A Symbolic Framework for Evaluating Mathematical Reasoning and Generalisation with Transformers
Jordan Meadows, Marco Valentino, Damien Teney, Andre Freitas
TL;DR
This work introduces a symbolic‑engine‑driven framework to generate and perturb detailed mathematical derivations at scale, enabling controlled assessment of Transformer generalisation on multi‑step reasoning. It instantiates the framework on two sequence‑classification tasks and compares GPT‑4, GPT‑3.5, and fine‑tuned BERT variants, showing that perturbations can cause large drops in accuracy for encoders while GPT‑4 demonstrates strong generalisation, sometimes matching or surpassing in‑distribution performance. The findings highlight weaknesses in decoding indirect references to mathematical entities shared by BERT and GPT and suggest that structured derivation dependencies can elevate open‑source models toward GPT‑level performance. The authors release the codebase, datasets, and fine‑tuned models to spur further progress in symbolic reasoning and robust evaluation of mathematical generalisation in quantitative domains.
Abstract
This paper proposes a methodology for generating and perturbing detailed derivations of equations at scale, aided by a symbolic engine, to evaluate the generalisability of Transformers to out-of-distribution mathematical reasoning problems. Instantiating the framework in the context of sequence classification tasks, we compare the capabilities of GPT-4, GPT-3.5, and a canon of fine-tuned BERT models, exploring the relationship between specific operators and generalisation failure via the perturbation of reasoning aspects such as symmetry and variable surface forms. Surprisingly, our empirical evaluation reveals that the average in-distribution performance of fine-tuned models surpasses GPT-3.5, and rivals GPT-4. However, perturbations to input reasoning can reduce their performance by up to 80 F1 points.

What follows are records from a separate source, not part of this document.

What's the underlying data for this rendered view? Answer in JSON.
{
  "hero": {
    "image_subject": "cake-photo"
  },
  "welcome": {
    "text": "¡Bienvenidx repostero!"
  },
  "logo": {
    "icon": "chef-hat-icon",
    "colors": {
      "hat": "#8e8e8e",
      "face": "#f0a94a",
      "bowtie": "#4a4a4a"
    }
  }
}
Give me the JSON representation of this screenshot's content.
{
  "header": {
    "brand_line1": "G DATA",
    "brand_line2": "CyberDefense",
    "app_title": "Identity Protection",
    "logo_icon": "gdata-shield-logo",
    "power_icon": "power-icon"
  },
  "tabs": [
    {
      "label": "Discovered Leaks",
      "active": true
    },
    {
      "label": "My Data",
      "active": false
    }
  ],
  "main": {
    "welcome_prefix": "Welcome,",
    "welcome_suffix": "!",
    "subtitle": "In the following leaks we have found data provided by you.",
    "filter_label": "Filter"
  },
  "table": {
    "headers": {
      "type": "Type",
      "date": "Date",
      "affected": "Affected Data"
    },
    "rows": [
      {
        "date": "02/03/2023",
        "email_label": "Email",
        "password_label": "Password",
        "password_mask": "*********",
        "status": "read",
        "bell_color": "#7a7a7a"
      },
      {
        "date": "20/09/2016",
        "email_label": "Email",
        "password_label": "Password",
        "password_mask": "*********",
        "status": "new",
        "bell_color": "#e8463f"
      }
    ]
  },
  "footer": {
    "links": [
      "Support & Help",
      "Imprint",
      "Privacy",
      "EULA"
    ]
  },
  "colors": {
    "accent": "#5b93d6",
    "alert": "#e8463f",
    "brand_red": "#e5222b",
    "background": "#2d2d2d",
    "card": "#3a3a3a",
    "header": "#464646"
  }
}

Overall, the results suggest that the in-distribution performance of smaller open-source models may potentially rival GPT by incorporating appropriately structured derivation dependencies during training, and highlight a shared weakness between BERT and GPT involving a relative inability to decode indirect references to mathematical entities. We release the full codebase, constructed datasets, and fine-tuned models to encourage future progress in the field.